Sixty-six Nicaraguans return home from Cayman
Sixty-six Nicaraguans-- 31 men and 35 women-- who were stranded in the Cayman Islands since March finally arrived in Managua at 10.35 this morning on Cayman Airways flight KX 3070.
Nicaragua's Ministry of the Interior has since issued a statement, confirming the return of the migrants.
The Daniel Ortega regime authorized the entry of a Cayman Airways repatriation flight today, under the condition that the nationals present a negative COVID-19 certificate. The Government of the Cayman Islands facilitated the testing and provided the group with tickets and local transportation, which were kindly paid for by donations from the R3 Cayman Foundation and another anonymous donor. Travel Time worked to ensure that the passengers had all the paperwork in place in order to travel.
"Due to the COVID-19 pandemic, Nicaragua closed its borders back in April, just one day before a specially-organised flight was due to depart Grand Cayman," said Governor, Martyn Roper. "That was a very frustrating situation. Since then my office has been in regular contact with the government and recently received permission for a flight to operate."

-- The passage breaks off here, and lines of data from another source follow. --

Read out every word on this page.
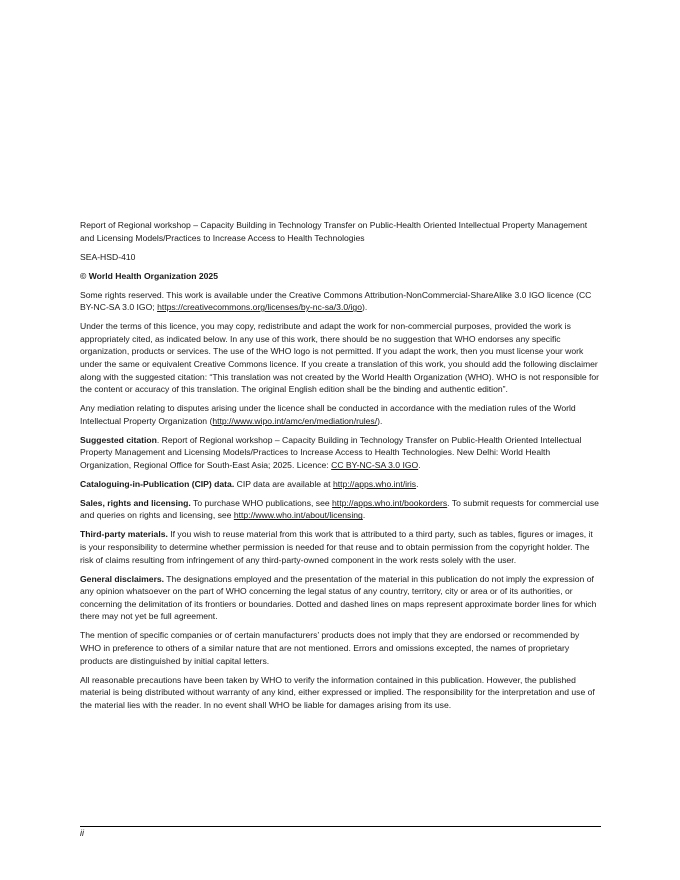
Report of Regional workshop – Capacity Building in Technology Transfer on Public-Health Oriented Intellectual Property Management and Licensing Models/Practices to Increase Access to Health Technologies

SEA-HSD-410

© World Health Organization 2025

Some rights reserved. This work is available under the Creative Commons Attribution-NonCommercial-ShareAlike 3.0 IGO licence (CC BY-NC-SA 3.0 IGO; https://creativecommons.org/licenses/by-nc-sa/3.0/igo).

Under the terms of this licence, you may copy, redistribute and adapt the work for non-commercial purposes, provided the work is appropriately cited, as indicated below. In any use of this work, there should be no suggestion that WHO endorses any specific organization, products or services. The use of the WHO logo is not permitted. If you adapt the work, then you must license your work under the same or equivalent Creative Commons licence. If you create a translation of this work, you should add the following disclaimer along with the suggested citation: “This translation was not created by the World Health Organization (WHO). WHO is not responsible for the content or accuracy of this translation. The original English edition shall be the binding and authentic edition”.

Any mediation relating to disputes arising under the licence shall be conducted in accordance with the mediation rules of the World Intellectual Property Organization (http://www.wipo.int/amc/en/mediation/rules/).

Suggested citation. Report of Regional workshop – Capacity Building in Technology Transfer on Public-Health Oriented Intellectual Property Management and Licensing Models/Practices to Increase Access to Health Technologies. New Delhi: World Health Organization, Regional Office for South-East Asia; 2025. Licence: CC BY-NC-SA 3.0 IGO.

Cataloguing-in-Publication (CIP) data. CIP data are available at http://apps.who.int/iris.

Sales, rights and licensing. To purchase WHO publications, see http://apps.who.int/bookorders. To submit requests for commercial use and queries on rights and licensing, see http://www.who.int/about/licensing.

Third-party materials. If you wish to reuse material from this work that is attributed to a third party, such as tables, figures or images, it is your responsibility to determine whether permission is needed for that reuse and to obtain permission from the copyright holder. The risk of claims resulting from infringement of any third-party-owned component in the work rests solely with the user.

General disclaimers. The designations employed and the presentation of the material in this publication do not imply the expression of any opinion whatsoever on the part of WHO concerning the legal status of any country, territory, city or area or of its authorities, or concerning the delimitation of its frontiers or boundaries. Dotted and dashed lines on maps represent approximate border lines for which there may not yet be full agreement.

The mention of specific companies or of certain manufacturers’ products does not imply that they are endorsed or recommended by WHO in preference to others of a similar nature that are not mentioned. Errors and omissions excepted, the names of proprietary products are distinguished by initial capital letters.

All reasonable precautions have been taken by WHO to verify the information contained in this publication. However, the published material is being distributed without warranty of any kind, either expressed or implied. The responsibility for the interpretation and use of the material lies with the reader. In no event shall WHO be liable for damages arising from its use.

ii
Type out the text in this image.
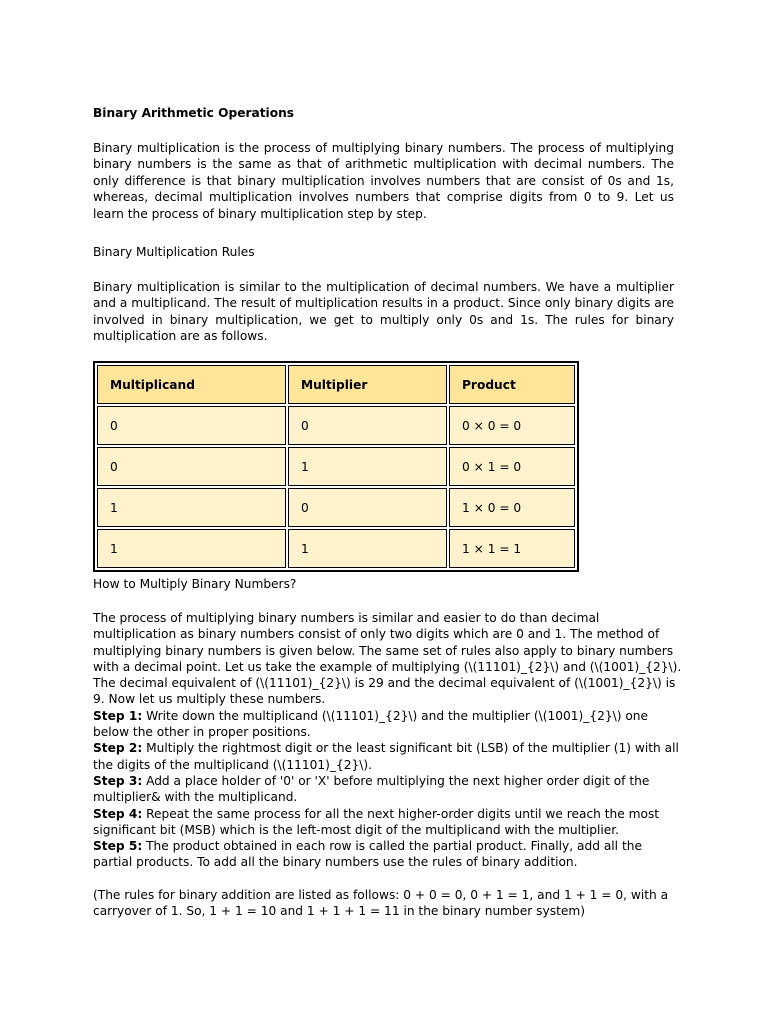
Binary Arithmetic Operations

Binary multiplication is the process of multiplying binary numbers. The process of multiplying binary numbers is the same as that of arithmetic multiplication with decimal numbers. The only difference is that binary multiplication involves numbers that are consist of 0s and 1s, whereas, decimal multiplication involves numbers that comprise digits from 0 to 9. Let us learn the process of binary multiplication step by step.

Binary Multiplication Rules

Binary multiplication is similar to the multiplication of decimal numbers. We have a multiplier and a multiplicand. The result of multiplication results in a product. Since only binary digits are involved in binary multiplication, we get to multiply only 0s and 1s. The rules for binary multiplication are as follows.

Multiplicand	Multiplier	Product
0	0	0 × 0 = 0
0	1	0 × 1 = 0
1	0	1 × 0 = 0
1	1	1 × 1 = 1
How to Multiply Binary Numbers?

The process of multiplying binary numbers is similar and easier to do than decimal multiplication as binary numbers consist of only two digits which are 0 and 1. The method of multiplying binary numbers is given below. The same set of rules also apply to binary numbers with a decimal point. Let us take the example of multiplying (\(11101)_{2}\) and (\(1001)_{2}\). The decimal equivalent of (\(11101)_{2}\) is 29 and the decimal equivalent of (\(1001)_{2}\) is 9. Now let us multiply these numbers.

Step 1: Write down the multiplicand (\(11101)_{2}\) and the multiplier (\(1001)_{2}\) one below the other in proper positions.

Step 2: Multiply the rightmost digit or the least significant bit (LSB) of the multiplier (1) with all the digits of the multiplicand (\(11101)_{2}\).

Step 3: Add a place holder of '0' or 'X' before multiplying the next higher order digit of the multiplier& with the multiplicand.

Step 4: Repeat the same process for all the next higher-order digits until we reach the most significant bit (MSB) which is the left-most digit of the multiplicand with the multiplier.

Step 5: The product obtained in each row is called the partial product. Finally, add all the partial products. To add all the binary numbers use the rules of binary addition.

(The rules for binary addition are listed as follows: 0 + 0 = 0, 0 + 1 = 1, and 1 + 1 = 0, with a carryover of 1. So, 1 + 1 = 10 and 1 + 1 + 1 = 11 in the binary number system)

A statement released in April by Cayman Airways read, "The Nicaraguan Government closed its borders indefinitely as of today, and as a result, the repatriation flights scheduled to depart Grand Cayman for Managua this Saturday April 18, 2020, have been cancelled."

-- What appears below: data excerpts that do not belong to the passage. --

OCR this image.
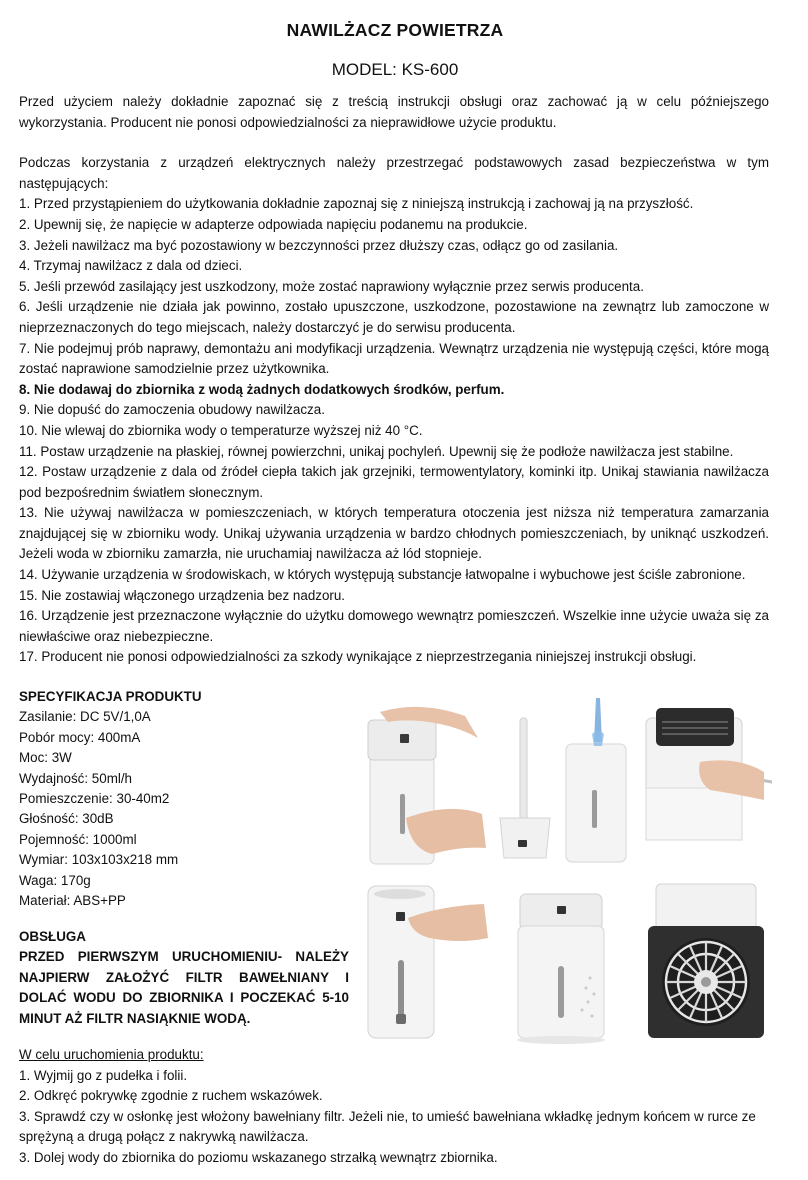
NAWILŻACZ POWIETRZA
MODEL: KS-600

Przed użyciem należy dokładnie zapoznać się z treścią instrukcji obsługi oraz zachować ją w celu późniejszego wykorzystania. Producent nie ponosi odpowiedzialności za nieprawidłowe użycie produktu.

Podczas korzystania z urządzeń elektrycznych należy przestrzegać podstawowych zasad bezpieczeństwa w tym następujących:

1. Przed przystąpieniem do użytkowania dokładnie zapoznaj się z niniejszą instrukcją i zachowaj ją na przyszłość.

2. Upewnij się, że napięcie w adapterze odpowiada napięciu podanemu na produkcie.

3. Jeżeli nawilżacz ma być pozostawiony w bezczynności przez dłuższy czas, odłącz go od zasilania.

4. Trzymaj nawilżacz z dala od dzieci.

5. Jeśli przewód zasilający jest uszkodzony, może zostać naprawiony wyłącznie przez serwis producenta.

6. Jeśli urządzenie nie działa jak powinno, zostało upuszczone, uszkodzone, pozostawione na zewnątrz lub zamoczone w nieprzeznaczonych do tego miejscach, należy dostarczyć je do serwisu producenta.

7. Nie podejmuj prób naprawy, demontażu ani modyfikacji urządzenia. Wewnątrz urządzenia nie występują części, które mogą zostać naprawione samodzielnie przez użytkownika.

8. Nie dodawaj do zbiornika z wodą żadnych dodatkowych środków, perfum.

9. Nie dopuść do zamoczenia obudowy nawilżacza.

10. Nie wlewaj do zbiornika wody o temperaturze wyższej niż 40 °C.

11. Postaw urządzenie na płaskiej, równej powierzchni, unikaj pochyleń. Upewnij się że podłoże nawilżacza jest stabilne.

12. Postaw urządzenie z dala od źródeł ciepła takich jak grzejniki, termowentylatory, kominki itp. Unikaj stawiania nawilżacza pod bezpośrednim światłem słonecznym.

13. Nie używaj nawilżacza w pomieszczeniach, w których temperatura otoczenia jest niższa niż temperatura zamarzania znajdującej się w zbiorniku wody. Unikaj używania urządzenia w bardzo chłodnych pomieszczeniach, by uniknąć uszkodzeń. Jeżeli woda w zbiorniku zamarzła, nie uruchamiaj nawilżacza aż lód stopnieje.

14. Używanie urządzenia w środowiskach, w których występują substancje łatwopalne i wybuchowe jest ściśle zabronione.

15. Nie zostawiaj włączonego urządzenia bez nadzoru.

16. Urządzenie jest przeznaczone wyłącznie do użytku domowego wewnątrz pomieszczeń. Wszelkie inne użycie uważa się za niewłaściwe oraz niebezpieczne.

17. Producent nie ponosi odpowiedzialności za szkody wynikające z nieprzestrzegania niniejszej instrukcji obsługi.

SPECYFIKACJA PRODUKTU
Zasilanie: DC 5V/1,0A
Pobór mocy: 400mA
Moc: 3W
Wydajność: 50ml/h
Pomieszczenie: 30-40m2
Głośność: 30dB
Pojemność: 1000ml
Wymiar: 103x103x218 mm
Waga: 170g
Materiał: ABS+PP
OBSŁUGA
PRZED PIERWSZYM URUCHOMIENIU- NALEŻY NAJPIERW ZAŁOŻYĆ FILTR BAWEŁNIANY I DOLAĆ WODU DO ZBIORNIKA I POCZEKAĆ 5-10 MINUT AŻ FILTR NASIĄKNIE WODĄ.

W celu uruchomienia produktu:

1. Wyjmij go z pudełka i folii.

2. Odkręć pokrywkę zgodnie z ruchem wskazówek.

3. Sprawdź czy w osłonkę jest włożony bawełniany filtr. Jeżeli nie, to umieść bawełniana wkładkę jednym końcem w rurce ze sprężyną a drugą połącz z nakrywką nawilżacza.

3. Dolej wody do zbiornika do poziomu wskazanego strzałką wewnątrz zbiornika.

This abrupt closure of borders left 160 Nicaraguans unemployed and homeless, forcing them to rely on support from throughout the Cayman community, including Cayman ARK, the Food Bank, local supermarkets and restaurants.

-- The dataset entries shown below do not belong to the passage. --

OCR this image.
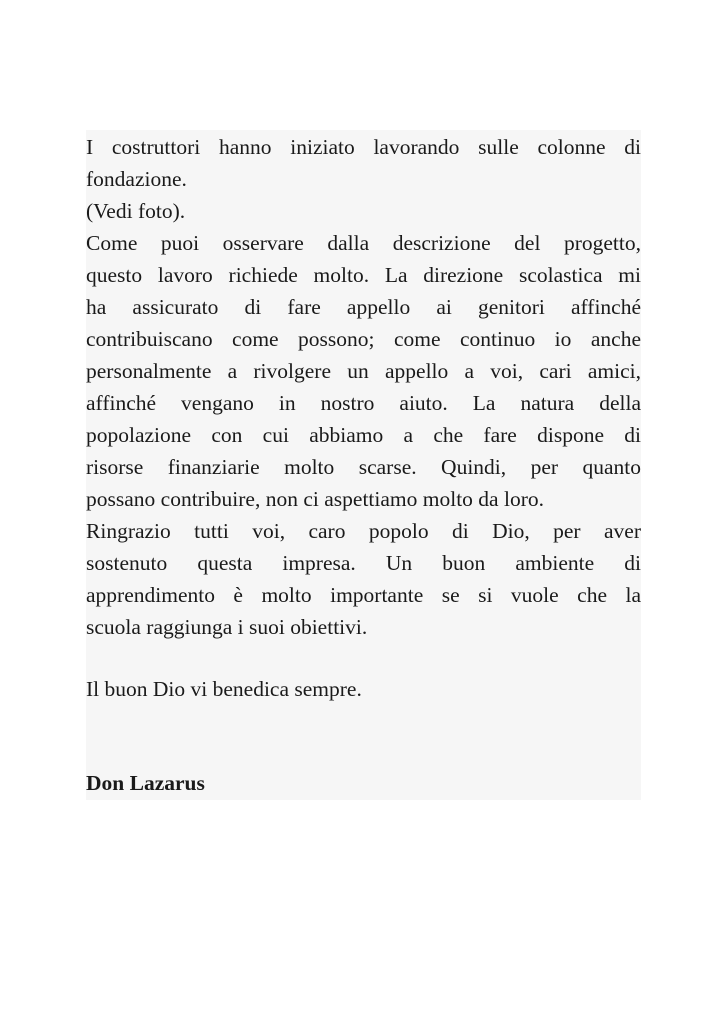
I costruttori hanno iniziato lavorando sulle colonne di
fondazione.
(Vedi foto).
Come puoi osservare dalla descrizione del progetto,
questo lavoro richiede molto. La direzione scolastica mi
ha assicurato di fare appello ai genitori affinché
contribuiscano come possono; come continuo io anche
personalmente a rivolgere un appello a voi, cari amici,
affinché vengano in nostro aiuto. La natura della
popolazione con cui abbiamo a che fare dispone di
risorse finanziarie molto scarse. Quindi, per quanto
possano contribuire, non ci aspettiamo molto da loro.
Ringrazio tutti voi, caro popolo di Dio, per aver
sostenuto questa impresa. Un buon ambiente di
apprendimento è molto importante se si vuole che la
scuola raggiunga i suoi obiettivi.
Il buon Dio vi benedica sempre.
Don Lazarus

Upon arrival at the Augusto C. Sandino International Airport, the group was required to present their negative COVID-19 PCR test certificates; they were checked for fever and respiratory symptoms related to the virus and were placed under a 14-day home quarantine.
This has not been the only case in which Nicaraguans were denied entry into their home country during the crisis. Last week, 200 Nicaraguan migrants were stranded at the border of Costa Rica and Nicaragua, because the Ortega government demanded negative test results as a condition of their entry, but the migrant workers who had lost their jobs, were unable to afford the cost of the tests.
Costa Rican NGO's stepped in to provide food while Clinica Biblica Hospital in the capital of San Jose sent a mobile lab to the Penas Blancas border crossing to conduct free testing on the migrants.
The Nicaraguan Association for Human Rights (ANPDH) called on international migration and human rights organizations to intervene in the “migration crisis” of stranded Nicaraguans-- from Dubai to Panama, El Salvador, Honduras and the Caribbean, as well as others who were aboard cruise ships.
The Ortega government's failure to facilitate the repatriation of or take care of its stranded citizens since the onset of the pandemic has received a great deal of criticism from the international human rights community.